Barnesdale seethed at the thought of Caleb and his goddamn clinic seeding the clouds that were raining terror onto his life.

He grabbed the wall, closed his eyes, and tightened his face into a knot.

What the hell have I gotten myself into?

14

“There’s not gonna be any autopsy.” Ben Wilson emptied a small bottle of dried insects into the tarantula’s aquarium. “It’s cancelled.”

Luke dropped into a seat. “Why?”

“One of the M.E.’s called over here last night and told my staff to release the body to the family. No one called me, or I would’ve saved you a trip to the hospital. Looks like both of us missed an opportunity to sleep in late on Sunday morning.”

Luke glanced at a wall clock that read 6:21 A.M. “How can they do that?”

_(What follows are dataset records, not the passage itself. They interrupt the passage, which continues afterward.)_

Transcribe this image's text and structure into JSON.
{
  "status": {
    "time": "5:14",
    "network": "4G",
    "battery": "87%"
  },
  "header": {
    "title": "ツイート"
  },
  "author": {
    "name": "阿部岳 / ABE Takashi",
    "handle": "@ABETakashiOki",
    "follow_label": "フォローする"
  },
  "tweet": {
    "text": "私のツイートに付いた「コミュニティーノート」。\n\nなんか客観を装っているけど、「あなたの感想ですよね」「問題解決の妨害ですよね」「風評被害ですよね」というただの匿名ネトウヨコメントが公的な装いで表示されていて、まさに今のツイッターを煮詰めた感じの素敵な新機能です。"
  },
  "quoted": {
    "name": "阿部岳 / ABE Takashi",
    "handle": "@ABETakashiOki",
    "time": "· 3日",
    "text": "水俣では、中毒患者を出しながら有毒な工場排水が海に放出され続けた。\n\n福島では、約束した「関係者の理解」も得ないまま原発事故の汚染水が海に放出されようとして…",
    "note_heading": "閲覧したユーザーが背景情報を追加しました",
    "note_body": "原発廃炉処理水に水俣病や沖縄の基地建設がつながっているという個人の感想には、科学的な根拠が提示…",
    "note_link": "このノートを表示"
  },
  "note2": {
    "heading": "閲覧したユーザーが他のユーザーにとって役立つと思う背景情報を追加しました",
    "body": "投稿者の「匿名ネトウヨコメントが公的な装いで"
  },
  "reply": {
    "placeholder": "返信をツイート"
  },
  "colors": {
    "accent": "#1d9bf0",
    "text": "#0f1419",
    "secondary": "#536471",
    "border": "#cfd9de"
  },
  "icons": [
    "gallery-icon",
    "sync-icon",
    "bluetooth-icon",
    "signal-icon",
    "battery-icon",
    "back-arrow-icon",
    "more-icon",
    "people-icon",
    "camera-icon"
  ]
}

“The Coroner’s Office can do most anything they damn well please. Fact is, it’s usually the other way around. They usually hold onto bodies that no one wants ’em to keep.”

“So what happened?”

“Apparently, the family ended up making a stink about us keeping their son’s body. Well, one thing leads to another, the Guatemalan Consulate gets involved, and before ya know it we have one less cadaver in our cooler.”

“It’s gone?”

“We released it a few hours ago. Seems the family was in a hurry to get their son’s body back.”

“Why the rush?”

“Have to admit, I might feel the same way if it was my son. It usually takes a day or so to arrange things — you don’t move a cadaver around like a crate of cantaloupes — but we can do it faster, and we do from time to time, for one reason or another.”

“Like?”

“A few months ago we had to drop everything and make arrangements to ship the body of a Portuguese diplomat’s child back home.”

“We’re not talking about a diplomat’s child here. This family lives in rural Guatemala. They’re probably dirt poor. When’s the last time you did it for someone like that?”